Prevention Insights

When Grievance Becomes Fixation: Recognizing an Escalating Warning Pattern

July 1, 20264 min readBy Homicide Zero Editorial Team

When researchers and investigators review the records of targeted attacks, one pattern appears with striking consistency. The person who carried out the attack had not snapped. They had been building. Months or years before an act of violence, many targeted attackers developed a deep and persistent sense of grievance, a conviction that they had been wronged in a way that demanded some kind of response. The U.S. Secret Service's National Threat Assessment Center has documented this pattern across school attacks, workplace incidents, and public-figure violence cases alike.

Grievance alone is not a warning sign. Everyone experiences situations they feel are unfair. What matters is the trajectory. When a grievance stops being something a person processes and moves past, and becomes a fixed point of focus they return to repeatedly, that shift is worth attention. Fixation is the term threat assessment professionals use for this: an obsessive, persistent preoccupation with a perceived wrong, a target, or an outcome the person believes will resolve their sense of injury.

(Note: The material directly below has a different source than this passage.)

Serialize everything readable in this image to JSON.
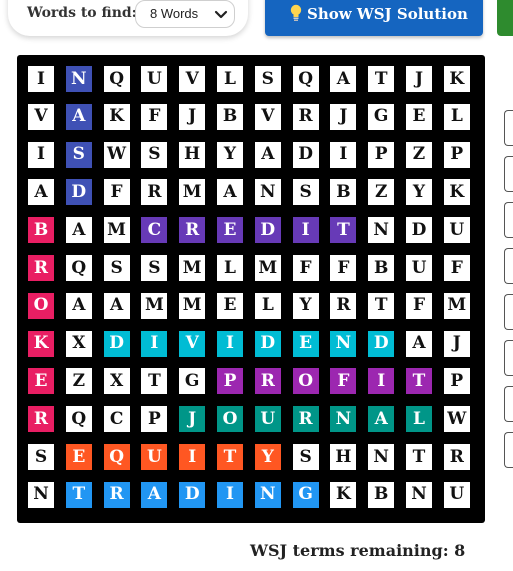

What Fixation Looks Like in Practice

Fixation is not always loud. It may show up as a colleague who brings up a disciplinary action or a conflict with a supervisor in every conversation, months after the incident was resolved. It may appear as a student who cannot stop talking about a perceived slight from a teacher or peer, even when other things in their life have moved on. It can look like repeated attempts to relitigate a situation through formal channels, escalating from one authority to the next after each answer fails to satisfy. What makes fixation different from ordinary frustration is duration, intensity, and the degree to which it crowds out other concerns.

A Structured Way to Respond

The Homicide Threat Screener (HTS) is a five to ten minute tool designed for non-clinicians: teachers, HR professionals, security staff, supervisors, and others who notice concerning behavior but are not trained threat assessment specialists. When someone in a professional's orbit begins showing fixation-related behaviors, the HTS provides a structured way to document what they are observing and determine whether a referral for a deeper evaluation is warranted.

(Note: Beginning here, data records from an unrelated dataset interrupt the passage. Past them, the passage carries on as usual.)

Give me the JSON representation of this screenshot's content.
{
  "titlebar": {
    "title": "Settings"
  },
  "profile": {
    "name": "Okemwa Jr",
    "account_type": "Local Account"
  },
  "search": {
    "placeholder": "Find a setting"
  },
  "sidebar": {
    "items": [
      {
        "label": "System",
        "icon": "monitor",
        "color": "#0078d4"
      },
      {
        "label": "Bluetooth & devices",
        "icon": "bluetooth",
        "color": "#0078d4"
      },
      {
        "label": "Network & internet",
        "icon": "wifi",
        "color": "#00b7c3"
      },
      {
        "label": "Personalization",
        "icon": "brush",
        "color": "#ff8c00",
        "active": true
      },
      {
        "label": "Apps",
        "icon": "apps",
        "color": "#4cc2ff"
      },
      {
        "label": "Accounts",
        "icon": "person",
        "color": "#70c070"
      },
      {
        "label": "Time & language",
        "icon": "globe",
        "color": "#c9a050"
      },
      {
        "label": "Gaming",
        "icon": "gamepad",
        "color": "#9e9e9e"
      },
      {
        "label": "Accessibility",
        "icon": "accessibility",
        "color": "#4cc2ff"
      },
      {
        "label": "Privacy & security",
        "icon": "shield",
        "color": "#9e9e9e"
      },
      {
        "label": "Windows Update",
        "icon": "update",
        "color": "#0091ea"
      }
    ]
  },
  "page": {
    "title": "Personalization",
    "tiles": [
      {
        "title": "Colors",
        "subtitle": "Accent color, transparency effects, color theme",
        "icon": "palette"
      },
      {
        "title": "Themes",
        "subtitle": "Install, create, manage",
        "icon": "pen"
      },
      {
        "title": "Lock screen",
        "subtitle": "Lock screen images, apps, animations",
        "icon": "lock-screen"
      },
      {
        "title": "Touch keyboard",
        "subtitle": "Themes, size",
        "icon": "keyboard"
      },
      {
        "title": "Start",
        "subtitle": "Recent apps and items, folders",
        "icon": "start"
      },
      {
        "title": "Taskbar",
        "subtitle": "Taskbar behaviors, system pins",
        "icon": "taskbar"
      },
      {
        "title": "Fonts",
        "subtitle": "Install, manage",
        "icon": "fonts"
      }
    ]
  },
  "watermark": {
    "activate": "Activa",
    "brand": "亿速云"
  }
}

For cases that warrant a closer look, the Homicide Safety Risk Assessment (HSRA) is a twenty to thirty minute assessment for trained professionals. It is designed to evaluate the depth and trajectory of concerning behavior, including the kind of grievance-based thinking that drives fixation. The HSRA helps a threat assessment team understand whether the pattern is stable, escalating, or moving toward planning.

The Earlier, the Better

The prevention window for fixation-based risk is widest early. Before grievance has become planning, the intervention options are broad: a referral to an employee assistance program, a conversation with a counselor, a structured mediation, or a case management plan that monitors the situation over time. The Homicide Zero approach, built to be compatible with the NTAC behavioral threat assessment model, is designed to give professionals the tools to act during that window rather than after it has closed.

Recognizing fixation is not about judging or punishing someone for being angry. It is about noticing a pattern that the research tells us can precede harm, and giving that pattern a structured path forward before it escalates.